Sebagai orang-orang yang dikucilkan dan harus berdiri cukup jauh dari Tuhan Yesus yang lewat di daerah itu, mereka harus berteriak untuk meminta perhatian-Nya (band. Im. 13:45; Bil. 5:2). Tuhan Yesus yang penuh dengan belas kasih hati-Nya tergerak melihat permohonan mereka ini. Tanpa berpikir dua kali dan juga tidak memerlukan obat, media atau sentuhan, kuasa Tuhan Yesus mampu menyembuhkan penyakit mereka dan langsung tahir. Ini adalah kuasa “Firman” yang dilandasi oleh iman yang memohon, bekerja dengan seketika dan inilah yang disebut dengan mukjizat. Tuhan senang memberi mukjizat bagi mereka yang membutuhkan meski Ia tidak mempertanyakan bahwa hasil pekerjaan-Nya berupa kesembuhan (penyakit atau penderitaan) itu akan menghasilkan keselamatan yang kekal bagi orang yang menerimanya.

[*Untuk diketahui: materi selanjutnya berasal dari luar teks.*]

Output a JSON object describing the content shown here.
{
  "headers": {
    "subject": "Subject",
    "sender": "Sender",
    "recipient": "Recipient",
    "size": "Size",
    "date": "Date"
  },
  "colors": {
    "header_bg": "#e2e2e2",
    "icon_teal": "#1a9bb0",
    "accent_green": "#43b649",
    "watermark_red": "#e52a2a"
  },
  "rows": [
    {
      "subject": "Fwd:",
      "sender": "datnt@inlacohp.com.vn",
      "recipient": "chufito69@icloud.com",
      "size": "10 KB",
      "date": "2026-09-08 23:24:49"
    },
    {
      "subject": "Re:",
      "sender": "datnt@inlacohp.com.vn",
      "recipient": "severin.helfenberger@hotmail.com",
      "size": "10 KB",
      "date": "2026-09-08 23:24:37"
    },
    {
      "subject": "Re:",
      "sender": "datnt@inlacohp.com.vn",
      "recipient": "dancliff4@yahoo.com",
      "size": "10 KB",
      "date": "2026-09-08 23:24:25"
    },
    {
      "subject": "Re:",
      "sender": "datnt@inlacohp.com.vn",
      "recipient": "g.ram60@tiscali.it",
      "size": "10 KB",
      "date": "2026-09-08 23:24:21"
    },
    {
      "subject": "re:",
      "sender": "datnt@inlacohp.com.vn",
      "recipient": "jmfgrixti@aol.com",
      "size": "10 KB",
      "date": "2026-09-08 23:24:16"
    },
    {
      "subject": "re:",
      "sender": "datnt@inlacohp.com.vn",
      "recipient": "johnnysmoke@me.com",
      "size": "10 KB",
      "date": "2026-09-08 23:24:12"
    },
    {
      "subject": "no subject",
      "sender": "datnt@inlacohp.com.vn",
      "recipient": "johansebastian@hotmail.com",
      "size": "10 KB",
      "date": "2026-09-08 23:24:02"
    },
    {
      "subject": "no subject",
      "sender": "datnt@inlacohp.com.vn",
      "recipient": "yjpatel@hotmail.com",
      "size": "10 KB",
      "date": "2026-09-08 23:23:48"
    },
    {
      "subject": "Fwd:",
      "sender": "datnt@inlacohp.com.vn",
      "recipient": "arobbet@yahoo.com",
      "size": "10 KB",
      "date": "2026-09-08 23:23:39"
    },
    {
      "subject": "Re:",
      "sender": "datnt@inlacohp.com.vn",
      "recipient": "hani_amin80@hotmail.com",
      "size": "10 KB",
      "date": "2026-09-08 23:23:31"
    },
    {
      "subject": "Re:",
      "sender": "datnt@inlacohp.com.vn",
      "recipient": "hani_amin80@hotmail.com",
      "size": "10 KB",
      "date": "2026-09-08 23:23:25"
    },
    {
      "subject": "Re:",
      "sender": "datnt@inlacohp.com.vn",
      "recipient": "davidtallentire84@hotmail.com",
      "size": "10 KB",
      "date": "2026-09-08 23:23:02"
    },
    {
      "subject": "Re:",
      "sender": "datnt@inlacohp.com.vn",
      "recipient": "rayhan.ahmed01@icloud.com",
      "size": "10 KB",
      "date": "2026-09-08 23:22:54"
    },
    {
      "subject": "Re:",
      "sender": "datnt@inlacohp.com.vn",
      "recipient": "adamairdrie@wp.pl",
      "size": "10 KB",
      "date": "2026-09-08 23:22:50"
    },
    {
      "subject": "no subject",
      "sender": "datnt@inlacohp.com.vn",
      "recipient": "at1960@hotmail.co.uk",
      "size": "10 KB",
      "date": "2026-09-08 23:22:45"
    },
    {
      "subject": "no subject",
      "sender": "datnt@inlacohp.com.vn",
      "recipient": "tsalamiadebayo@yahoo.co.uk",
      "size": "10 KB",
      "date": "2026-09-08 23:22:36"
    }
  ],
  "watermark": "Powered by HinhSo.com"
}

Pertanyaan yang cukup menggoda kemudian adalah: apakah kita semua mengharapkan mukjizat dari Tuhan saat ini? Mungkin segala upaya dan usaha sudah kita lakukan dalam membebaskan dan memulihkan kita dari belenggu penyakit, hutang piutang, hubungan keluarga, hukuman dan penindasan, dan lainnya, dan kita tidak melihat lagi dengan penglihatan mata dan akal pikiran bahwa usaha dan upaya itu akan berhasil. Apakah kita seperti sepuluh orang kusta itu terus berteriak memohon kepada Tuhan Yesus untuk mendapatkan pertolongannya? Atau hal yang lebih prinsip lagi, apakah kita selama ini memang sudah mengandalkan Dia dalam hidup kita, atau berteriak memohon hanya karena terdesak dan putus asa? Namun, percayalah, walau sudah taat selama ini atau baru dan kepepet untuk memohon pertolongan-Nya, Ia adalah Allah yang Mahabaik dan penuh dengan belas kasihan. Kuncinya adalah: apakah kita tetap percaya kepada perkataan Tuhan Yesus meski itu tidak masuk akal pikiran dan firman itu belum bekerja serta kita melihat buktinya? Maka teruslah berteriak dan memohon, hingga melalui kuasa Firman-Nya kita dipulihkan dan disembuhkan dari penderitaan kita saat ini. Mukjizat pasti terjadi.
Kedua: sikap tersungkur dalam mengucap syukur (ayat 14-16)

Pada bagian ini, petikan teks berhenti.